Her research thinks the intersection of genocide and other forms of annihilatory violence, literary, cultural and memory studies, from and through Africa. She was previously a Next Generation Scholar of the DST-NRF Flagship for Critical Thought in African Humanities at the Centre for Humanities Research at the University of the Western Cape and recently completed her time as an A.W. Mellon BECHS-Africa Fellow, at the University of Ghana. Her work has been published in the Canadian Review of Comparative Literature, Kronos, and the edited volume Mnemonic Solidarity: Global Interventions.
About the talk
At once known for its beauty as the land of a thousand hills, and as a cite of a genocide which unfolded approximately 30 years ago. This tension is held in an uneasy entanglement of ruin and repair embodied by various national memorials to the genocide, such as the Murambi Genocide Memorial, the Ntarama Genocide Memorial and the Nyamata Genocide Memorial. These former churches and schools, in a gesture to stage a living with the genocide as historical trauma that textures still the social, when thought together, offer an itinerarary of what I am referring to as mnemossiduous practice.
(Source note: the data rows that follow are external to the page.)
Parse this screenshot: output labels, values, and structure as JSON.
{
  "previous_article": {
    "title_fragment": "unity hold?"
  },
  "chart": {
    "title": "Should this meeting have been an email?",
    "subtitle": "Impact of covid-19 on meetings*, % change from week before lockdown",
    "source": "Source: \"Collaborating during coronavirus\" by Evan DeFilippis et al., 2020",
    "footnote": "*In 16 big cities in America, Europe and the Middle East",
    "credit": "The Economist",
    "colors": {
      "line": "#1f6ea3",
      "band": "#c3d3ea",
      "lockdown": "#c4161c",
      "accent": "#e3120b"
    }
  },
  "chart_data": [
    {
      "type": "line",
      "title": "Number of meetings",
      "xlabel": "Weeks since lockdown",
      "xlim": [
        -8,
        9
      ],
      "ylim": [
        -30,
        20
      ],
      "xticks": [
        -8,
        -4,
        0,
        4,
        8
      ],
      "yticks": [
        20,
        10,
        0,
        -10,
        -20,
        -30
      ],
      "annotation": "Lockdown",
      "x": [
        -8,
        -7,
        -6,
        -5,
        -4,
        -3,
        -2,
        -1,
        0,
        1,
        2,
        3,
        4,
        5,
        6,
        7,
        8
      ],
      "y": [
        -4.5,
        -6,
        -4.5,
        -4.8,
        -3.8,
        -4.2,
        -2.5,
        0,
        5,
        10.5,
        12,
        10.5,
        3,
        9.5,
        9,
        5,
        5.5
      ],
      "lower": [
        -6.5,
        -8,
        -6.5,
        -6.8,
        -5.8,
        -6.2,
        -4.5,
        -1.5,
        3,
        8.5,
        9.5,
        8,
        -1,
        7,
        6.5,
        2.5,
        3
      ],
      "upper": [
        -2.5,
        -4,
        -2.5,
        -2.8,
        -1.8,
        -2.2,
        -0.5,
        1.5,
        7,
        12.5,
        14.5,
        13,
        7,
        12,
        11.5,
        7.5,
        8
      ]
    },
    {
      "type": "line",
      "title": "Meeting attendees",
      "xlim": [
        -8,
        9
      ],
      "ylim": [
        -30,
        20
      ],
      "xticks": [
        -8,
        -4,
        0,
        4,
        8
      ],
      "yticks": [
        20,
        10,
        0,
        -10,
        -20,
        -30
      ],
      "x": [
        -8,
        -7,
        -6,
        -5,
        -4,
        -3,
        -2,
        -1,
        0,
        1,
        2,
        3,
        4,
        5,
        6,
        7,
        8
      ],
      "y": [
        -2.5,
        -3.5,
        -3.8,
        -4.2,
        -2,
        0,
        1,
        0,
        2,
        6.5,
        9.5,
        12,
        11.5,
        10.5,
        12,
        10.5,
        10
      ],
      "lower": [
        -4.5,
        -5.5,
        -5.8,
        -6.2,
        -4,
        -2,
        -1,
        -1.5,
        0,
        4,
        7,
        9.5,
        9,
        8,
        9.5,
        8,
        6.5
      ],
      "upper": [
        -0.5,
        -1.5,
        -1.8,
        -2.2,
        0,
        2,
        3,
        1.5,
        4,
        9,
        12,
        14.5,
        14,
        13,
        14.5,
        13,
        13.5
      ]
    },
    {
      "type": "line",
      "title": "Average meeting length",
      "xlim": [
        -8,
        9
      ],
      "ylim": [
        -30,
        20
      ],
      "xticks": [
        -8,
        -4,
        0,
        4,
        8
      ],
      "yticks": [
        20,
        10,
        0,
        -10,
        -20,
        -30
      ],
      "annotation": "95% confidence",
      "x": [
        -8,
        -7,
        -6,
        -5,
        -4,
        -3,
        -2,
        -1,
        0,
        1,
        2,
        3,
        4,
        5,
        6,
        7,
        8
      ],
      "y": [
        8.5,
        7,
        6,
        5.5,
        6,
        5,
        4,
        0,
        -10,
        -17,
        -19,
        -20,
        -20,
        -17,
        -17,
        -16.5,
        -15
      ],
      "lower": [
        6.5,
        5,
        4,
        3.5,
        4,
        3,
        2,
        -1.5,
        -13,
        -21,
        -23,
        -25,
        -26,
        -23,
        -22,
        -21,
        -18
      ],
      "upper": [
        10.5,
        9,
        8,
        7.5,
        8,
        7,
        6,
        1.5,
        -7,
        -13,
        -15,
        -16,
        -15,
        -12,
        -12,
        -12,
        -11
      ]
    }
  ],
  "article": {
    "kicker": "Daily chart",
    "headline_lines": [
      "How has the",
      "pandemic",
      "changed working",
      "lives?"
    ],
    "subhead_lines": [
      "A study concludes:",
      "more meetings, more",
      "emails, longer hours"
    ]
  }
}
This paper takes as a focalizing example the Nyanza Genocide Memorial, which juxtaposes the ruin of the past with the work of repair in the present, and indeed the future. It asks what might be at stake in reading Nyanza Genocide memorial as a text, constituted by encounter, for the question of repair. In a gesture toward attending to this, the reflections I offer are an attempt to abide by the literary as a mode of reading, Nyanza Genocide Memorial as a mnemonic marker of trauma that takes seriously assiduousness, and the lessons that these memorials offer in relation to the question of genocide.